Abstract:
The authors report the whole genome analysis of 99 Kinh people extracted from 1,000 Genome Project data. They classified variants into two sets: variants that were uniquely present in Kinh genomes (KHVonly -1,895,398 variants) and variants that were present in more than 90% of Kinh samples (KHV90 -1,556,750 variants), in which 99% were SNP - Single Nucleotide Polymorphism. Both of the variants sets shared a similar pattern in the distribution of variants across chromosomes with chromosome 2 carrying highest number of variants (KHVonly: 161,224; KHV90: 132,508). The distribution of variants in a chromosome was not even, presented by the wide range of density values 0-70,000 SNP/1 Mb with the trend of focusing on both ends of chromosomes (autosomal chromosomes) or focusing in the center (sex chromosomes). Funtional region analysis predicted that gene functions located in the exon regions were affected more by variants in KHVonly (157,311 functions) than by variants in KHV90 (66,123 functions). The authors found that no pathogenic SNP related to 27 genetic diseases, due to the criteria of chosing individuals with heathy appearance for sequencing of 1,000 genomes project.

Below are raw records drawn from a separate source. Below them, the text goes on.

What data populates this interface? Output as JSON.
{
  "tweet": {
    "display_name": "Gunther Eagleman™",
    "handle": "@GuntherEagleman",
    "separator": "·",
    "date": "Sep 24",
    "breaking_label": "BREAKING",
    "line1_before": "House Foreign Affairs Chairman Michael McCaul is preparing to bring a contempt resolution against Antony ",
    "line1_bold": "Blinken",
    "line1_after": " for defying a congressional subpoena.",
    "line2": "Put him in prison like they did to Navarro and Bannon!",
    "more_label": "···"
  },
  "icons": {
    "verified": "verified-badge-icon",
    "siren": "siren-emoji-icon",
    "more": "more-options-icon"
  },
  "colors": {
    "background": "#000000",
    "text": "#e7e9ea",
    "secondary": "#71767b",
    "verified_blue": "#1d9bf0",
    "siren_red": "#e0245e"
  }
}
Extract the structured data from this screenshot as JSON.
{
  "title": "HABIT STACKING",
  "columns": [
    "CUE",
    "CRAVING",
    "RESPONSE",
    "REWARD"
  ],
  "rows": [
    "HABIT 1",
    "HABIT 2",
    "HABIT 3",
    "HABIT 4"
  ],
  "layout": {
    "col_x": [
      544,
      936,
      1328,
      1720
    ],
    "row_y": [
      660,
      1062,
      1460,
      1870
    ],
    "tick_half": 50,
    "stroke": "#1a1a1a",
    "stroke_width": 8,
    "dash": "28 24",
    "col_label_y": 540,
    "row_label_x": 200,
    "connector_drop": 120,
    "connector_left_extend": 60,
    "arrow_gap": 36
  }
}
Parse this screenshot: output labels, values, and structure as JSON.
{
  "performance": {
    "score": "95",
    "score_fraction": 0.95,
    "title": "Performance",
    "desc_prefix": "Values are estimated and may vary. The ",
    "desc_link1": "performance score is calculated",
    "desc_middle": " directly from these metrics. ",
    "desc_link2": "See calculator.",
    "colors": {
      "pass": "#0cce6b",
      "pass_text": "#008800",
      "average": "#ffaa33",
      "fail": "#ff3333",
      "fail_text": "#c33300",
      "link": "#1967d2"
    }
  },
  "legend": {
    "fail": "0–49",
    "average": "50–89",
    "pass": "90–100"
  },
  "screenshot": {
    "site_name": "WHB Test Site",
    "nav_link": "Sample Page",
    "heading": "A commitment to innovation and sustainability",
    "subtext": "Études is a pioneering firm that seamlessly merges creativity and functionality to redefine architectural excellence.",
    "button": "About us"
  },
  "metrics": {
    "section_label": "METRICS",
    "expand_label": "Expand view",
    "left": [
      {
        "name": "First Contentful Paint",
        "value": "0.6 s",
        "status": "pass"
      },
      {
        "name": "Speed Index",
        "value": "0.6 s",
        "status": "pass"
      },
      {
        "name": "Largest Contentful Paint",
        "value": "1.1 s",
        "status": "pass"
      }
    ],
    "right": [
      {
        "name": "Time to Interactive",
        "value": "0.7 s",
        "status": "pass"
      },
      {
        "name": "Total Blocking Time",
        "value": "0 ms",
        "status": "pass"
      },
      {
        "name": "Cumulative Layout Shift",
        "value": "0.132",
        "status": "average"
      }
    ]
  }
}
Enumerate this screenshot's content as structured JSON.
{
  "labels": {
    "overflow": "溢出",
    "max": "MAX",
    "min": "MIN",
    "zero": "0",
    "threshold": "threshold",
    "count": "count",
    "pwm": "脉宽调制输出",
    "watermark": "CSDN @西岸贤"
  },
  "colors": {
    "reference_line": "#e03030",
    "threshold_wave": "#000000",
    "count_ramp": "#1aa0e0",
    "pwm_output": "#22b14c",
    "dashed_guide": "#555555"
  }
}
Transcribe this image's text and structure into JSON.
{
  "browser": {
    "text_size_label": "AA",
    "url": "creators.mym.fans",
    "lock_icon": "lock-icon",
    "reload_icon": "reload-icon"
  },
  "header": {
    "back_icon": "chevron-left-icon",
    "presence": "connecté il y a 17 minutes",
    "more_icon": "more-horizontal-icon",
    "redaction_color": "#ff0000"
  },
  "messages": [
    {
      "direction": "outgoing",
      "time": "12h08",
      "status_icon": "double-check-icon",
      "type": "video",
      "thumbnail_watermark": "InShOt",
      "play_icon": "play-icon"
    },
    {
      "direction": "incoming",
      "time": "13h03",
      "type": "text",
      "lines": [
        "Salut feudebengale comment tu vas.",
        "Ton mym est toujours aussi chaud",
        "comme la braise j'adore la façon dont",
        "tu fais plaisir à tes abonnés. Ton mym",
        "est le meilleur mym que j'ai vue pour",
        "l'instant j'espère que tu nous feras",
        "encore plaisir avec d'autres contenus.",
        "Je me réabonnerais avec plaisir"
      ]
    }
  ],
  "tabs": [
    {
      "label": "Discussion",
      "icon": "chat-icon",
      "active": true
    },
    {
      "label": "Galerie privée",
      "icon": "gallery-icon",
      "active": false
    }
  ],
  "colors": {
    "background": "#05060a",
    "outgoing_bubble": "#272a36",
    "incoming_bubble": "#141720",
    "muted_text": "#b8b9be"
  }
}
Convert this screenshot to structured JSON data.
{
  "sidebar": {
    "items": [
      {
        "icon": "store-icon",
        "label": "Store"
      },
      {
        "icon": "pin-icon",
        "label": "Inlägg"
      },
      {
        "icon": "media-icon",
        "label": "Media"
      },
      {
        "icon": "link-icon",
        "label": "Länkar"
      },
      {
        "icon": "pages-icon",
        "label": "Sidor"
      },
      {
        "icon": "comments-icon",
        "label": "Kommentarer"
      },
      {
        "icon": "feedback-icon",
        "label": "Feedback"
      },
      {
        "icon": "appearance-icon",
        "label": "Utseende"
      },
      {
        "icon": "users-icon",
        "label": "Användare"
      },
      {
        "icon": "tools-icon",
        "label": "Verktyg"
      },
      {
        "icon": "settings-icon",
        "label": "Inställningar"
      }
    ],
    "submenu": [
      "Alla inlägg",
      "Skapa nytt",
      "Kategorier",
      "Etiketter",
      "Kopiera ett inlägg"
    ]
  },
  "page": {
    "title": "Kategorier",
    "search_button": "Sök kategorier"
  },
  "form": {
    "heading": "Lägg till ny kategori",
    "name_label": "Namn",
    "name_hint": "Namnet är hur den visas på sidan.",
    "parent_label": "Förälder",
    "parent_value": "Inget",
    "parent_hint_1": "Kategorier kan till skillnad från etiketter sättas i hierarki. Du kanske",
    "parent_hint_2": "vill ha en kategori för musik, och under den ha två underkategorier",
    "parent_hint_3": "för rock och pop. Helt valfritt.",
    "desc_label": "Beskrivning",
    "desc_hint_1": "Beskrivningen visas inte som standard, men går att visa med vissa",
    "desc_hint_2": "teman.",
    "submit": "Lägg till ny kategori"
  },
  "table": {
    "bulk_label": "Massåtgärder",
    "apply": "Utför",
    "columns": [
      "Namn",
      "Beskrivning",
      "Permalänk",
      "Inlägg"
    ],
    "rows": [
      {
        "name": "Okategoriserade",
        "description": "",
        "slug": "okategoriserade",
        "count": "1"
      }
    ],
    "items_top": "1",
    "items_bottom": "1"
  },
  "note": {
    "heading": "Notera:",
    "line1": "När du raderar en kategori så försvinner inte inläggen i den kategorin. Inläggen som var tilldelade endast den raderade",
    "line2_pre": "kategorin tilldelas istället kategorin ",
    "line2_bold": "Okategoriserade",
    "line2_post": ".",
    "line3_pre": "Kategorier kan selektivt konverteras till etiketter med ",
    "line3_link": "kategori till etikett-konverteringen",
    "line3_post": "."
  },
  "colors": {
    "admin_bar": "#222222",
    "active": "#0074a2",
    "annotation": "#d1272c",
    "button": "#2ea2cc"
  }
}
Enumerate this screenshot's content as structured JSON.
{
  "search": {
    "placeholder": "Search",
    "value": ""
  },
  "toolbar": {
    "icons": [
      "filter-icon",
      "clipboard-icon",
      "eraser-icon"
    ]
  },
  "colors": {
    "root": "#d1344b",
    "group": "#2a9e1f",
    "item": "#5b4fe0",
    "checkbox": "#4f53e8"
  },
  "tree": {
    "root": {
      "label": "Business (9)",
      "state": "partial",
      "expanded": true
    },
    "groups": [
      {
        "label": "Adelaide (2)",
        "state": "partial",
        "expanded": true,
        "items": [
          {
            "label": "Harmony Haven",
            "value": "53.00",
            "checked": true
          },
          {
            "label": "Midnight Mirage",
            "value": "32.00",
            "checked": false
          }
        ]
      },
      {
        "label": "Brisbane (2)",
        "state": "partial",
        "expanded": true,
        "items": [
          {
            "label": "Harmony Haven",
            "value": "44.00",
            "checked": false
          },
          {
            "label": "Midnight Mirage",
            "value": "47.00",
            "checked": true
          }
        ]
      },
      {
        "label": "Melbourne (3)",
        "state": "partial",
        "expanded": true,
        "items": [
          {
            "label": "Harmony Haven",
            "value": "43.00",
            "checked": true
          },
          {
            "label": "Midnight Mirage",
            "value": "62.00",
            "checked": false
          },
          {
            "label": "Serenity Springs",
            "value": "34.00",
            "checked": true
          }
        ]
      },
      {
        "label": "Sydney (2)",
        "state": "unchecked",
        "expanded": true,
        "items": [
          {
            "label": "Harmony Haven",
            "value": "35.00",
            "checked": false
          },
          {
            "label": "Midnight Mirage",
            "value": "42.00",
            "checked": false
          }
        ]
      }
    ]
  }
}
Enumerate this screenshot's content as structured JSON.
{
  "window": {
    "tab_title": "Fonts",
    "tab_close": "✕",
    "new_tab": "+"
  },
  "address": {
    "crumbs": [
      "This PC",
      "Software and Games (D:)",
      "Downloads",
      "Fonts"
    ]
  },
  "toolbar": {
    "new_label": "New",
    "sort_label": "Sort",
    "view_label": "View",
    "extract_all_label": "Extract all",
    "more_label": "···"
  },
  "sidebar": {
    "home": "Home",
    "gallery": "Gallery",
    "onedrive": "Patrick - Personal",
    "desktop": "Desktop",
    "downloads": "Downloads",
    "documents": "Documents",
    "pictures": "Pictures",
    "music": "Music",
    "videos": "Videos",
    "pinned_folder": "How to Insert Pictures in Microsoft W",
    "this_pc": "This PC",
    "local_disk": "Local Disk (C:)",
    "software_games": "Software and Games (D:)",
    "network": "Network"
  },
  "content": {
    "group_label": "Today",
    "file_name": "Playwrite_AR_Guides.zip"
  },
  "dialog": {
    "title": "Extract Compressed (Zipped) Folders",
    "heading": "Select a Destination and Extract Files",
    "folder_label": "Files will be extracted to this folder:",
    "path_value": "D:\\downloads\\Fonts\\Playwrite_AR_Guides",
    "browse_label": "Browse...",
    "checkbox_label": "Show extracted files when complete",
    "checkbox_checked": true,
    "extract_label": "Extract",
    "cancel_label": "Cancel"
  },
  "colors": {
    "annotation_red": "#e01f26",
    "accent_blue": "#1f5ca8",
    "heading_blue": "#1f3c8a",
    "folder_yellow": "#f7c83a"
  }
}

All the results of this study were uploaded to the web browser developed by the research group at the address “https://vsnp.ibt.ac.vn”. The results are the foundation for detailed characterization of whole genome of Kinh people, providing an informative and valuable resource for upcoming researches on genetic variations, identification, and genetic diseases of Vietnamese population.
Keywords:
bioinformatics, forensics, genetic diseases, Kinh people genome, Next Generation Sequencing (NGS), 1,000 genome project.